Book Review: Fate and Fortune: a Hew Cullen Mystery # 2 by Shirley McKay (four stars)
‘Your greenness does you credit, I confess. I will be almost sad to see it clouded by experience. Nonetheless, you want to lose a little of that trust.’
By far McKay’s best Hew Cullen book yet. More complex plot combines with her signature deep character conflicts propels the story forward. Leavened with humor and affection.
‘Do you wish for the convolute answer, or the straight one?’ ‘Giles, you have never given a straight answer in your life.’
Unlike Books 1 and 3, Fate and Fortune highlights the prejudices and incivility of sixteenth-century Scotland. Hew’s rank and humanity are casually stripped away by officialdom and amateurs. His modern sensibilities crash into a stone wall of status quo.

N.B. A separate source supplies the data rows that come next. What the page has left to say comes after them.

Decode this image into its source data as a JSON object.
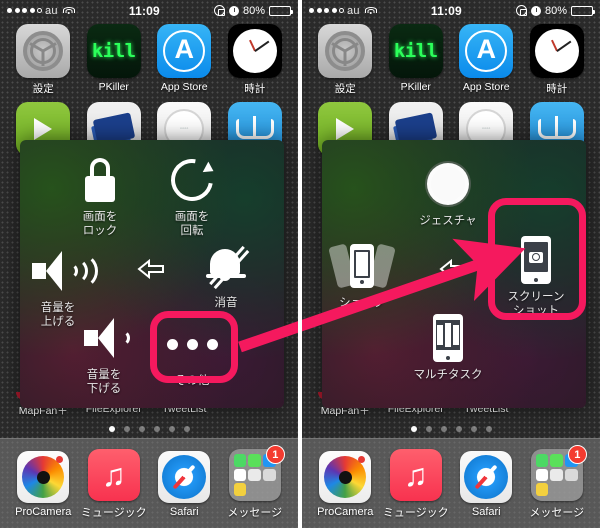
{
  "status_bar": {
    "signal_dots_filled": 4,
    "signal_dots_total": 5,
    "carrier": "au",
    "wifi_icon": "wifi-icon",
    "time": "11:09",
    "rotation_lock_icon": "rotation-lock-icon",
    "alarm_icon": "alarm-clock-icon",
    "battery_percent": "80%",
    "battery_level": 80
  },
  "home_screen": {
    "row1": [
      {
        "label": "設定",
        "icon": "settings-gear-icon"
      },
      {
        "label": "PKiller",
        "icon": "kill-text-icon",
        "icon_text": "kill"
      },
      {
        "label": "App Store",
        "icon": "app-store-icon",
        "icon_text": "A"
      },
      {
        "label": "時計",
        "icon": "clock-icon"
      }
    ],
    "row2": [
      {
        "label": "",
        "icon": "green-play-icon"
      },
      {
        "label": "",
        "icon": "blue-card-icon"
      },
      {
        "label": "",
        "icon": "white-dial-icon"
      },
      {
        "label": "",
        "icon": "ibooks-icon"
      }
    ],
    "row3": [
      {
        "label": "MapFan＋",
        "color": "#b01a2e"
      },
      {
        "label": "FileExplorer",
        "color": "#1a74c8"
      },
      {
        "label": "TweetList",
        "color": "#2196e0"
      },
      {
        "label": "",
        "color": "#3a3a3a"
      }
    ],
    "page_dots": 6,
    "active_page": 1
  },
  "dock": [
    {
      "label": "ProCamera",
      "icon": "procamera-icon",
      "badge": null
    },
    {
      "label": "ミュージック",
      "icon": "music-note-icon",
      "badge": null
    },
    {
      "label": "Safari",
      "icon": "safari-compass-icon",
      "badge": null
    },
    {
      "label": "メッセージ",
      "icon": "messages-folder-icon",
      "badge": "1"
    }
  ],
  "left_panel": {
    "panel_name": "assistive-touch-menu-main",
    "items": [
      {
        "id": "lock-screen",
        "label": "画面を\nロック",
        "label_lines": [
          "画面を",
          "ロック"
        ],
        "icon": "lock-icon"
      },
      {
        "id": "rotate-screen",
        "label": "画面を\n回転",
        "label_lines": [
          "画面を",
          "回転"
        ],
        "icon": "rotate-icon"
      },
      {
        "id": "volume-up",
        "label": "音量を\n上げる",
        "label_lines": [
          "音量を",
          "上げる"
        ],
        "icon": "volume-up-icon"
      },
      {
        "id": "mute",
        "label": "消音",
        "label_lines": [
          "消音"
        ],
        "icon": "bell-mute-icon"
      },
      {
        "id": "volume-down",
        "label": "音量を\n下げる",
        "label_lines": [
          "音量を",
          "下げる"
        ],
        "icon": "volume-down-icon"
      },
      {
        "id": "more",
        "label": "その他",
        "label_lines": [
          "その他"
        ],
        "icon": "three-dots-icon",
        "highlighted": true
      }
    ],
    "back_arrow_icon": "back-arrow-icon"
  },
  "right_panel": {
    "panel_name": "assistive-touch-menu-more",
    "items": [
      {
        "id": "gesture",
        "label": "ジェスチャ",
        "label_lines": [
          "ジェスチャ"
        ],
        "icon": "gesture-circle-icon"
      },
      {
        "id": "shake",
        "label": "シェイク",
        "label_lines": [
          "シェイク"
        ],
        "icon": "shake-device-icon"
      },
      {
        "id": "screenshot",
        "label": "スクリーン\nショット",
        "label_lines": [
          "スクリーン",
          "ショット"
        ],
        "icon": "screenshot-icon",
        "highlighted": true
      },
      {
        "id": "multitask",
        "label": "マルチタスク",
        "label_lines": [
          "マルチタスク"
        ],
        "icon": "multitask-icon"
      }
    ],
    "back_arrow_icon": "back-arrow-icon"
  },
  "annotations": {
    "highlight_color": "#f5195e",
    "arrow_from": "その他",
    "arrow_to": "スクリーンショット"
  }
}
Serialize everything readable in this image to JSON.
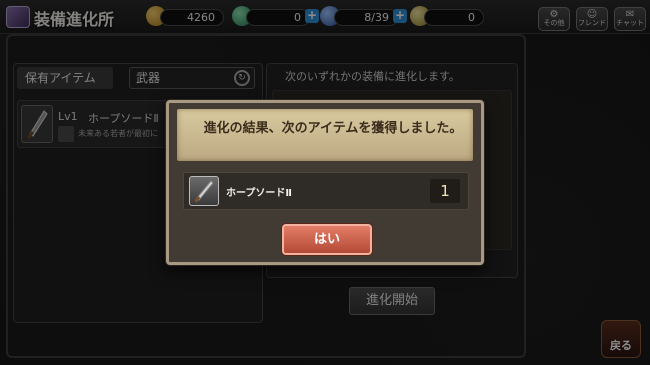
{
  "header": {
    "title": "装備進化所",
    "resources": {
      "gold": "4260",
      "gems": "0",
      "stamina": "8/39",
      "medals": "0"
    },
    "buttons": {
      "other": "その他",
      "friend": "フレンド",
      "chat": "チャット"
    }
  },
  "left_panel": {
    "tab_label": "保有アイテム",
    "filter_value": "武器",
    "items": [
      {
        "level": "Lv1",
        "name": "ホープソードⅡ",
        "description": "未来ある若者が最初に"
      }
    ]
  },
  "right_panel": {
    "header": "次のいずれかの装備に進化します。"
  },
  "evolve_button_label": "進化開始",
  "back_button_label": "戻る",
  "dialog": {
    "message": "進化の結果、次のアイテムを獲得しました。",
    "result_item_name": "ホープソードⅡ",
    "result_item_quantity": "1",
    "confirm_label": "はい"
  },
  "colors": {
    "confirm_button": "#c9604b",
    "dialog_header": "#cdbd96",
    "plus_button": "#2f8fd8"
  },
  "icons": {
    "gold": "gold-coin-icon",
    "gems": "green-gem-icon",
    "stamina": "blue-orb-icon",
    "medals": "medal-icon"
  }
}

‘Do not give way to bitterness. It is more vicious than the pox, and infectious to the core.’
McKay skillfully reveals the villains as Hew remains clueless. Good read.
‘He died,’ Hew whispered wretchedly, ‘and I did not know him.’ ‘And perhaps you never will,’ his friend allowed. ‘Yet we may judge a man as much by how he dies, as how he lives. And a good death, in part, is measured not by how we die, but by what we leave behind.’